White House says Biden wants Quad leaders to address ‘climate crisis’

United States President Joe Biden will address action on climate change when he meets in person with Prime Minister Scott Morrison and other members of the Quad for the first time next week.

In a statement, the White House confirmed Mr Biden would host the first-ever leaders’ summit of the Quad – Australia, the US, Japan and India – in Washington on September 24.

The leaders of the Quad – Australia, the US, India and Japan – Scott Morrison, Joe Biden, Narendra Modi and Yoshihide Suga.Credit:AP

“The Quad leaders will be focused on deepening our ties and advancing practical co-operation on areas such as combating COVID-19, addressing the climate crisis, partnering on emerging technologies and cyberspace, and promoting a free and open Indo-Pacific,” the statement said.

Action on climate change has proved to be the one awkward issue for the Morrison government and Biden administration. Jonathan Pershing, deputy to Mr Biden’s climate envoy John Kerry, last month said the Australian target of a 26 to 28 per cent reduction in emissions by 2030 had “been overtaken by events” and that it should “step forward with a more ambitious effort”.

Mr Morrison has been eyeing a more ambitious target of net-zero carbon emissions by 2050 despite unrest within the Nationals. Mr Biden has pledged to reduce US greenhouse gas emissions by at least 50 per cent by 2030.

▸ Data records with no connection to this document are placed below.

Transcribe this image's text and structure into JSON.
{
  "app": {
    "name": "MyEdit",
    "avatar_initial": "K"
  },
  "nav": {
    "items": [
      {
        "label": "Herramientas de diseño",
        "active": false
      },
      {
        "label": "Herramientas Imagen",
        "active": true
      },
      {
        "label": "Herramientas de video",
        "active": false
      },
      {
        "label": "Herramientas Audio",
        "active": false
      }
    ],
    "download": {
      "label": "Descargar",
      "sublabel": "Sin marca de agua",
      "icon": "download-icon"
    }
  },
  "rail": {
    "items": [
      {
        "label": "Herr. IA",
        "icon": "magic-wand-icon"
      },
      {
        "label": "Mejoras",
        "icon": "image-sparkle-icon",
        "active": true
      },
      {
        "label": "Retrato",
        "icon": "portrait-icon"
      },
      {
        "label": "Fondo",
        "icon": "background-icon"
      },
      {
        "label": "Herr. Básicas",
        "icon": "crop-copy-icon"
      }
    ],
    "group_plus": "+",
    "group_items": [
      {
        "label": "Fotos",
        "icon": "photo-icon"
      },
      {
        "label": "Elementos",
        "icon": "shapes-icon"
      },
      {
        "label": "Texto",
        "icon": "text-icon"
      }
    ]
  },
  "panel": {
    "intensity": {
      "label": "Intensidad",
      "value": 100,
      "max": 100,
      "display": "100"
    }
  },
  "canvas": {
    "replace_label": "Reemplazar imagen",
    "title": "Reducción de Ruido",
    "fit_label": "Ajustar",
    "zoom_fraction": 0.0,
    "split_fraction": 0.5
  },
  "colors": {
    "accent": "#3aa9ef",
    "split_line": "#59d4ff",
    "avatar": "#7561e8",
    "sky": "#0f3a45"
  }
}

The Sydney Morning Herald and The Age last week revealed Mr Morrison was expected to hold his first bilateral meeting with Mr Biden since the President took office in January during his trip to Washington. British Prime Minister Boris Johnson joined Mr Biden and Mr Morrison for their first in-person meeting at the G7 summit in Cornwall in June.

Mr Morrison will use his first one-on-one meeting with Mr Biden to urge the US President to make challenging China’s growing influence in the Indo-Pacific one of his top foreign policy priorities.

Plans to hold a summit of the Quad were thrown into doubt by the upcoming Japanese election and Japanese Prime Minister Yoshihide Suga’s decision not to seek re-election. But the meeting was confirmed after Mr Suga said he would visit Washington later this month for the four-way meeting.

The re-emergence of the Quad in recent years has angered Beijing, which has labelled the group an “Asian NATO” designed to contain China.

The four leaders of the Quad countries held their first virtual meeting in March where they pledged to distribute 1 billion COVID-19 vaccine doses to developing countries in the Indo-Pacific.

The White House said the Biden administration had made elevating the Quad a priority and was part of its push to engage with countries throughout the Indo-Pacific, “including through new multilateral configurations to meet the challenges of the 21st century”.